Evaluation Process
The core purpose of the PQC Maturity Model is to remove the burden of manual cryptographic capability assessment from procurement and vendor-risk teams. You should not need to grade the nuance of cryptographic evidence—that is the purpose of the assessment process and the resulting PQCMM level.
To evaluate a vendor, use a gate-driven approach based entirely on the vendor’s PQCMM report.
1. Mandatory Gates (Pass/Fail)
Before applying any subjective scoring, ensure the vendor’s submission meets your baseline requirements.
| Gate | Pass condition |
|---|---|
| Assessment Report | The vendor has provided a formal PQCMM assessment or certification report. |
| Product Scope | The report explicitly covers the exact product, version, and deployment model being procured. |
| Minimum Level | The achieved level meets your predefined minimum requirement (e.g., Level 2 or Level 3). |
| Required Assurance | The assurance method (Self-Assessed, Third-Party, or Certified) meets the requirement for the supplier’s risk tier. |
| Authenticity | The report is authentic (independently verified via digital signature or the PKIC Certified Products registry). |
If a response fails a mandatory gate, it should be treated as non-compliant or routed through your organization’s standard exception process.
2. Level-Based Scoring
If you need to rank eligible vendors who have passed the mandatory gates, base your scoring primarily on the fully achieved PQCMM level. Because the levels (1–5) are cumulative, a higher fully met level inherently means more rigorous criteria have been satisfied.
Do not award partial credit or “roadmap points” toward the current level. If a vendor is at Level 2 and promises Level 3 in six months, their current score is Level 2.
3. Assurance as a Differentiator
When two vendors claim the same level, the Assurance Method serves as your primary differentiator.
| Assurance Method | Confidence Level | Evaluation Guidance |
|---|---|---|
| Self-Assessment | Baseline | Rely on this only for low-to-moderate risk procurements where independent verification is not feasible. |
| Third-Party Assessment | High | Strongly preferred. The claims have been validated by an independent assessor. Treat this as significantly more reliable than a self-assessment. |
| PKI Consortium Certified | Highest | The gold standard. The assessment has been independently conducted by accredited assessors and the conformance has been certified by the PKI Consortium. |
If Vendor A provides a Self-Assessed Level 3, and Vendor B provides a Third-Party Assessed Level 3, Vendor B provides significantly higher confidence and should score higher in your evaluation.
Removing Evidence Grading from Procurement
In the past, procurement teams had to manually evaluate the quality of a vendor’s “marketing claims” versus actual cryptographic evidence. With the PQCMM, this is no longer your job.
The responsibility of gathering, verifying, and mapping evidence belongs to the assessment process (whether conducted by the vendor internally or by a third party). Procurement teams should rely on the output of that process: the PQCMM Level and the Assurance Method.

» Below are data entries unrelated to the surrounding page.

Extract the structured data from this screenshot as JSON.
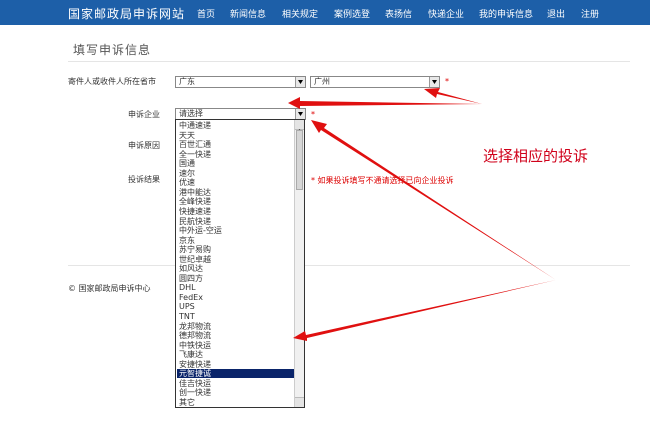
{
  "header": {
    "site_title": "国家邮政局申诉网站",
    "nav": [
      {
        "label": "首页"
      },
      {
        "label": "新闻信息"
      },
      {
        "label": "相关规定"
      },
      {
        "label": "案例选登"
      },
      {
        "label": "表扬信"
      },
      {
        "label": "快递企业"
      },
      {
        "label": "我的申诉信息"
      },
      {
        "label": "退出"
      },
      {
        "label": "注册"
      }
    ]
  },
  "form": {
    "section_title": "填写申诉信息",
    "province_label": "寄件人或收件人所在省市",
    "province_value": "广东",
    "city_value": "广州",
    "required_mark": "*",
    "company_label": "申诉企业",
    "company_value": "请选择",
    "reason_label": "申诉原因",
    "result_label": "投诉结果",
    "hint": "* 如果投诉填写不通请选择已向企业投诉"
  },
  "dropdown": {
    "selected_index": 26,
    "options": [
      "中通速递",
      "天天",
      "百世汇通",
      "全一快递",
      "国通",
      "速尔",
      "优速",
      "港中能达",
      "全峰快递",
      "快捷速递",
      "民航快递",
      "中外运-空运",
      "京东",
      "苏宁易购",
      "世纪卓越",
      "如风达",
      "圆四方",
      "DHL",
      "FedEx",
      "UPS",
      "TNT",
      "龙邦物流",
      "德邦物流",
      "中铁快运",
      "飞康达",
      "安捷快递",
      "元智捷诚",
      "佳吉快运",
      "创一快递",
      "其它"
    ]
  },
  "footer": {
    "text": "© 国家邮政局申诉中心"
  },
  "annotation": {
    "text": "选择相应的投诉",
    "color": "#d0021b"
  }
}
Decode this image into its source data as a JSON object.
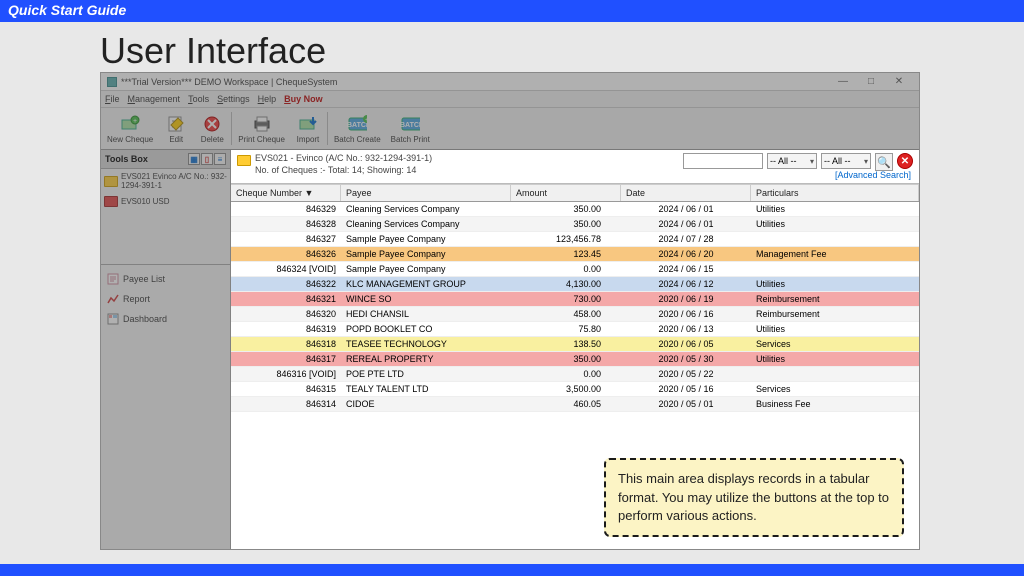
{
  "guide_title": "Quick Start Guide",
  "page_heading": "User Interface",
  "window": {
    "title": "***Trial Version*** DEMO Workspace | ChequeSystem",
    "min": "—",
    "max": "□",
    "close": "✕"
  },
  "menu": {
    "file": "File",
    "mgmt": "Management",
    "tools": "Tools",
    "settings": "Settings",
    "help": "Help",
    "buy": "Buy Now"
  },
  "toolbar": {
    "new_cheque": "New Cheque",
    "edit": "Edit",
    "delete": "Delete",
    "print": "Print Cheque",
    "import": "Import",
    "batch_create": "Batch Create",
    "batch_print": "Batch Print"
  },
  "tools_box": {
    "header": "Tools Box"
  },
  "accounts": [
    {
      "label": "EVS021 Evinco A/C No.: 932-1294-391-1",
      "color": "yellow"
    },
    {
      "label": "EVS010 USD",
      "color": "red"
    }
  ],
  "nav": {
    "payee": "Payee List",
    "report": "Report",
    "dashboard": "Dashboard"
  },
  "summary": {
    "line1": "EVS021 - Evinco (A/C No.: 932-1294-391-1)",
    "line2": "No. of Cheques :- Total: 14; Showing: 14"
  },
  "filters": {
    "all": "-- All --",
    "advanced": "[Advanced Search]"
  },
  "columns": {
    "num": "Cheque Number ▼",
    "payee": "Payee",
    "amount": "Amount",
    "date": "Date",
    "part": "Particulars"
  },
  "rows": [
    {
      "num": "846329",
      "payee": "Cleaning Services Company",
      "amt": "350.00",
      "date": "2024 / 06 / 01",
      "part": "Utilities",
      "bg": "#ffffff"
    },
    {
      "num": "846328",
      "payee": "Cleaning Services Company",
      "amt": "350.00",
      "date": "2024 / 06 / 01",
      "part": "Utilities",
      "bg": "#f4f4f4"
    },
    {
      "num": "846327",
      "payee": "Sample Payee Company",
      "amt": "123,456.78",
      "date": "2024 / 07 / 28",
      "part": "",
      "bg": "#ffffff"
    },
    {
      "num": "846326",
      "payee": "Sample Payee Company",
      "amt": "123.45",
      "date": "2024 / 06 / 20",
      "part": "Management Fee",
      "bg": "#f8c780"
    },
    {
      "num": "846324 [VOID]",
      "payee": "Sample Payee Company",
      "amt": "0.00",
      "date": "2024 / 06 / 15",
      "part": "",
      "bg": "#ffffff"
    },
    {
      "num": "846322",
      "payee": "KLC MANAGEMENT GROUP",
      "amt": "4,130.00",
      "date": "2024 / 06 / 12",
      "part": "Utilities",
      "bg": "#c8d9ee"
    },
    {
      "num": "846321",
      "payee": "WINCE SO",
      "amt": "730.00",
      "date": "2020 / 06 / 19",
      "part": "Reimbursement",
      "bg": "#f4a8a8"
    },
    {
      "num": "846320",
      "payee": "HEDI CHANSIL",
      "amt": "458.00",
      "date": "2020 / 06 / 16",
      "part": "Reimbursement",
      "bg": "#f4f4f4"
    },
    {
      "num": "846319",
      "payee": "POPD BOOKLET CO",
      "amt": "75.80",
      "date": "2020 / 06 / 13",
      "part": "Utilities",
      "bg": "#ffffff"
    },
    {
      "num": "846318",
      "payee": "TEASEE TECHNOLOGY",
      "amt": "138.50",
      "date": "2020 / 06 / 05",
      "part": "Services",
      "bg": "#f9f0a0"
    },
    {
      "num": "846317",
      "payee": "REREAL PROPERTY",
      "amt": "350.00",
      "date": "2020 / 05 / 30",
      "part": "Utilities",
      "bg": "#f4a8a8"
    },
    {
      "num": "846316 [VOID]",
      "payee": "POE PTE LTD",
      "amt": "0.00",
      "date": "2020 / 05 / 22",
      "part": "",
      "bg": "#f4f4f4"
    },
    {
      "num": "846315",
      "payee": "TEALY TALENT LTD",
      "amt": "3,500.00",
      "date": "2020 / 05 / 16",
      "part": "Services",
      "bg": "#ffffff"
    },
    {
      "num": "846314",
      "payee": "CIDOE",
      "amt": "460.05",
      "date": "2020 / 05 / 01",
      "part": "Business Fee",
      "bg": "#f4f4f4"
    }
  ],
  "callout": "This main area displays records in a tabular format. You may utilize the buttons at the top to perform various actions."
}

Verifying the Report (The New Evidence)
When you rely on a Third-Party Assessment or PKI Consortium Certification, the assessment report itself becomes your primary evidence. Your only remaining requirement is to verify its authenticity. This entirely shifts the burden away from cryptographic analysis to simple credential checking:
- Check Digital Signatures: Ensure the PDF report carries a valid digital signature from the PKI Consortium. If you are accepting a Third-Party Assessment that is not formally certified, ensure it carries a valid digital signature from the accredited independent assessor.
- Consult the Registry: For certified products, quickly check the Certified Products registry on the PKI Consortium website to confirm the product’s standing and view its assessed level.
If you require higher confidence that the underlying technical evidence was thoroughly checked, do not attempt to evaluate the documentation yourself—instead, demand a higher Assurance Method (Third-Party Assessment or Certification) as a mandatory gate.